Combined Counties League Premier Division

DORKING 3 (Harper 10 70 Jackson 23)

MOLESEY 2 (Tawonezui 51 Spencer 65)

Att c50

Entry £6

Programme £1

There are so many similarities between Dorking’s Meadowbank and Wakefield’s Belle Vue, the traditional football grounds both set in the centre of town. From then on, the similarities cease, this is the land of composer Ralph Vaughan Williams, actor Laurence Olivier, and the builder of much of Belgravia, Thomas Cubitt.

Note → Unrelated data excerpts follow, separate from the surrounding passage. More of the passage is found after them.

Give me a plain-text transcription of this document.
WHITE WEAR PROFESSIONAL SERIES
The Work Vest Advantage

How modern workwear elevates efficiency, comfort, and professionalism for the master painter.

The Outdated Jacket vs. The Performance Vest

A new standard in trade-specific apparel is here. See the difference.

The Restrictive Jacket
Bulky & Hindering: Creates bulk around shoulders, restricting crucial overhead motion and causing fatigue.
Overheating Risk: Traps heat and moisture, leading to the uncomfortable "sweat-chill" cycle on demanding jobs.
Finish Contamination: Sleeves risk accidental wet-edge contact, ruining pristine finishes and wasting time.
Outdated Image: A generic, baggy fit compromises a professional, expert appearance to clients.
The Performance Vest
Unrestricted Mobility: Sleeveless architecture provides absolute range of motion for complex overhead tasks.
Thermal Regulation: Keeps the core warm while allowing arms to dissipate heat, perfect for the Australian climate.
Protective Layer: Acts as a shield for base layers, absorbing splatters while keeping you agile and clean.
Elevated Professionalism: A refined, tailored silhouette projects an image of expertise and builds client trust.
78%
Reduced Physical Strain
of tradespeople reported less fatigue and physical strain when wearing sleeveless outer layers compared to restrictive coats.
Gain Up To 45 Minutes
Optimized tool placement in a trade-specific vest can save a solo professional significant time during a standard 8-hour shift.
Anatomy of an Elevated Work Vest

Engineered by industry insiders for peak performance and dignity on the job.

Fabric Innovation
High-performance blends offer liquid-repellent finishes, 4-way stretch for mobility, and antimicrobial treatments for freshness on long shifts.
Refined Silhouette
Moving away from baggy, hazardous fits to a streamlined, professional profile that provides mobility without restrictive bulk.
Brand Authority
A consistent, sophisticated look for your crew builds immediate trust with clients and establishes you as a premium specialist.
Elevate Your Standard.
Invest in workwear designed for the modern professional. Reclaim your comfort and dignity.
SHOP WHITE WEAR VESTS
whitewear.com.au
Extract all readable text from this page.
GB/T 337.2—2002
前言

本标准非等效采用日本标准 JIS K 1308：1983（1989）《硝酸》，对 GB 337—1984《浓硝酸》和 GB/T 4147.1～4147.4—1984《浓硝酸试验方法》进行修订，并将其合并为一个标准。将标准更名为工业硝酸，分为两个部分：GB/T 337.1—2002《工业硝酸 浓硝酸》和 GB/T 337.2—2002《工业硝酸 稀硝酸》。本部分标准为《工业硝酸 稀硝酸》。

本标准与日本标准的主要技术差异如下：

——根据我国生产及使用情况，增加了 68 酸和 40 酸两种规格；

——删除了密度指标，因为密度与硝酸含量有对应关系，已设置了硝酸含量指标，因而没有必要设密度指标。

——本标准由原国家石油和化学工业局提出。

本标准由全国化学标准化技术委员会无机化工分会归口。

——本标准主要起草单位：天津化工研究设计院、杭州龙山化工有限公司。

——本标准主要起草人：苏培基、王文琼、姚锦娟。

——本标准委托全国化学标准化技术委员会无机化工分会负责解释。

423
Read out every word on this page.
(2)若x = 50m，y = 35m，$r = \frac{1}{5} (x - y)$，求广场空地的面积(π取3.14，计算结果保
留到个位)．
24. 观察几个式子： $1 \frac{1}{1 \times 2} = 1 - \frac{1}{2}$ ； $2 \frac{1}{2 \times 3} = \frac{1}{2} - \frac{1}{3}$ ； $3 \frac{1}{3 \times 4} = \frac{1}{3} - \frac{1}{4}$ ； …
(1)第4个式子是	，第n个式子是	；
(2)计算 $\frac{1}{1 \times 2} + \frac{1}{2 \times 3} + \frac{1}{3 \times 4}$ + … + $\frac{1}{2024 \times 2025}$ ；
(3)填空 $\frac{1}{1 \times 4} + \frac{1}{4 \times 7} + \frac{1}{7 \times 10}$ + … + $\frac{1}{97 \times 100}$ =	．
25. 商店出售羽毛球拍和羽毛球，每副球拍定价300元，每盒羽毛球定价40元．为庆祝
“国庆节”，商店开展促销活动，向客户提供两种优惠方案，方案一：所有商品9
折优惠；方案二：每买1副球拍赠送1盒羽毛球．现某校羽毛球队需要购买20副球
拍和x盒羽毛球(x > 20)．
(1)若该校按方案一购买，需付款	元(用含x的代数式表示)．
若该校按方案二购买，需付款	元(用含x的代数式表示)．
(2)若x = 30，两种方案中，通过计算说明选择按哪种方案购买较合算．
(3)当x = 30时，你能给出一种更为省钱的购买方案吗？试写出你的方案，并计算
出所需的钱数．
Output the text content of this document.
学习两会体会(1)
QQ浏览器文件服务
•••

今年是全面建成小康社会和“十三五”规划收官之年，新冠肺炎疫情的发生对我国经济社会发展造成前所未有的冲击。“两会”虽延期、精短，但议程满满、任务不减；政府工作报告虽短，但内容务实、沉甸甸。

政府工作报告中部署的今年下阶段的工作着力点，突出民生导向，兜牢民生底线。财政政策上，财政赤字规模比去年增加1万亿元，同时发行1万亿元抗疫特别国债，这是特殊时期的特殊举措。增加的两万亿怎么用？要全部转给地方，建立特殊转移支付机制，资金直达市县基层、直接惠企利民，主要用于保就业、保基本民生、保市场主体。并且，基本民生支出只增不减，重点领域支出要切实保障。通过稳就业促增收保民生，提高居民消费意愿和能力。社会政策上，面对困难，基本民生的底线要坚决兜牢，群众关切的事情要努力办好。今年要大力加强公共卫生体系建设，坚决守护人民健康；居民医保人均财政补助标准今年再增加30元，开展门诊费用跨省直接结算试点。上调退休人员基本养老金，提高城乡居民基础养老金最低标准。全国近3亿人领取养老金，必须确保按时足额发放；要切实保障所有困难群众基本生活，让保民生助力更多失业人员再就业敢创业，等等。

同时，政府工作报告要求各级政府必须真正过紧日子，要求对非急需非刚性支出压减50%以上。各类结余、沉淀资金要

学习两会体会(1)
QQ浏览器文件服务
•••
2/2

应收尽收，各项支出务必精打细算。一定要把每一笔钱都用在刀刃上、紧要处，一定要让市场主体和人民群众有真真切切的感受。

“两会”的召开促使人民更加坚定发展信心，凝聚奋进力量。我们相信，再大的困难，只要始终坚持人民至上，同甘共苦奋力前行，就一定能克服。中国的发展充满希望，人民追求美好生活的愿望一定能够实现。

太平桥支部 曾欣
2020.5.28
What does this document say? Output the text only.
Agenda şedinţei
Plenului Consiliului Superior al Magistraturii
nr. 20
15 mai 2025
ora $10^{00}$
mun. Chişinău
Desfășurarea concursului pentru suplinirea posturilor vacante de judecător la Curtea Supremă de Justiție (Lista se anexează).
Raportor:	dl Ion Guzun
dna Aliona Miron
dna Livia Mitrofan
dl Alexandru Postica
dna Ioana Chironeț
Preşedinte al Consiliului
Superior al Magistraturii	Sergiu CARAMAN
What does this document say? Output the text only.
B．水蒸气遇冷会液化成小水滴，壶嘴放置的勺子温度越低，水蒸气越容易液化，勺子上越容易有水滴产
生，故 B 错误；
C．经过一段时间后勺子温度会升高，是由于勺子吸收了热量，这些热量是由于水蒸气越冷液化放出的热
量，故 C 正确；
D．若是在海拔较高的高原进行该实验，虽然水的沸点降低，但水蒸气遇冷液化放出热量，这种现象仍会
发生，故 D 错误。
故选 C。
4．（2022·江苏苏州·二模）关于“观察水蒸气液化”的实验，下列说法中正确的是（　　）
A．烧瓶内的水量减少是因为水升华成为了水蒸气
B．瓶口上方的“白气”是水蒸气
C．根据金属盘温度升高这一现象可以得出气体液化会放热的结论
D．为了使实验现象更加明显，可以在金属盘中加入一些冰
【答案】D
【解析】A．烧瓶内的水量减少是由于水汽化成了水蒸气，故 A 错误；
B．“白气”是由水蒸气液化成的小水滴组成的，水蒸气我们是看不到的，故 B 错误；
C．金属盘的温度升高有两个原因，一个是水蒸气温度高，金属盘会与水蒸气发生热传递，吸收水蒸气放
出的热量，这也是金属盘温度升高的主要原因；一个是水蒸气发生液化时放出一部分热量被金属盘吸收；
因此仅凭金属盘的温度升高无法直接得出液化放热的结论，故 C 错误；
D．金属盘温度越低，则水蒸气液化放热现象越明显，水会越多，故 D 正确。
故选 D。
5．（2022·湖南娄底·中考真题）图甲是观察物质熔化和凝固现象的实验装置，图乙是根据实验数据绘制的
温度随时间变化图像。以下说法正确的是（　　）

There’s nothing remotely Cubitt-inspired about Dorking’s football ground. The influences here are the needs of the Isthmian League, one notch higher up the pecking order than the club’s present status, the club leaving the Isthmian League when that competition disbanded their Division Two at the end of the 2005/6 season. What’s left is a gorgeous 200 seat stand dating from the ground’s opening in 1956, and shallow terracing on most of the other sides. On the far side there’s the asbestos and concrete covered enclosure seen at so many Isthmian League grounds. It’s slowly being grasped by the ivy, but the club badge can still be seen, the famous Dorking chicken, popular on Victorian dining tables, and identifiable from the breed having five claws rather than the normal four.

I strolled into the clubhouse to read my programme and found the club stalwarts setting up a portable television to watch the closing stages of Tottenham Hotspur’s Europa League game. I ruefully spotted the frame where the projector-style set once stood. Still the welcome was effusive, and for once the game lived up to the surroundings, even of there was a caveat of sorts!

When copying down the line-ups outside the referee’s room I’d managed to hear the Dorking manager’s team talk; it does help when someone has punched a hole in the door! Two words were used a lot. One I can’t repeat here, but I’m sure you can guess; the other was naivety. There was no trace of that though straight after kick off, as Dorking raced into a two goal lead and it wasn’t for some appalling finishing it could have been double that at half time.

Molesey looked a far better team in the second half, but what happened next….well imagine you are the referee, what would you do? The Dorking defence didn’t clear the ball properly and so Arnold Tawonezui attempted to lob the keeper, Kieran Campbell. Campbell could only push the ball up and back, so the ball slowly dropped down into the……and that’s when the floodlights failed!The goal was given, although the Dorking management undoubtedly had a point when they wondered how the officials managed to see the ball cross the line!

It became obvious that this wasn’t a simple case of floodlight failure as the darkness extended to many of the surrounding streets. Nevertheless, the lights had to be allowed to cool down before re-lighting but during the 15 minute wait I discovered a wonderful piece of football ground design. Yes, the gents is designed so you needn’t miss the action, complete with paper towels to wipe away the condensation!

After the re-start Molesey carried on what they’d started, centre half Moses Spencer half heading, half bundling home from a corner, to give parity that looked barely plausible just before half time. Dorking’s naivety suddenly was lost, and they won the game with a twenty-yard screamer from Tommy Harper that seemed out-of-place with the charming errors it followed.

I travelled home, dropping off a fellow hopper on the way, and why on earth I’d waited so long to pay them a visit. It really is a gem.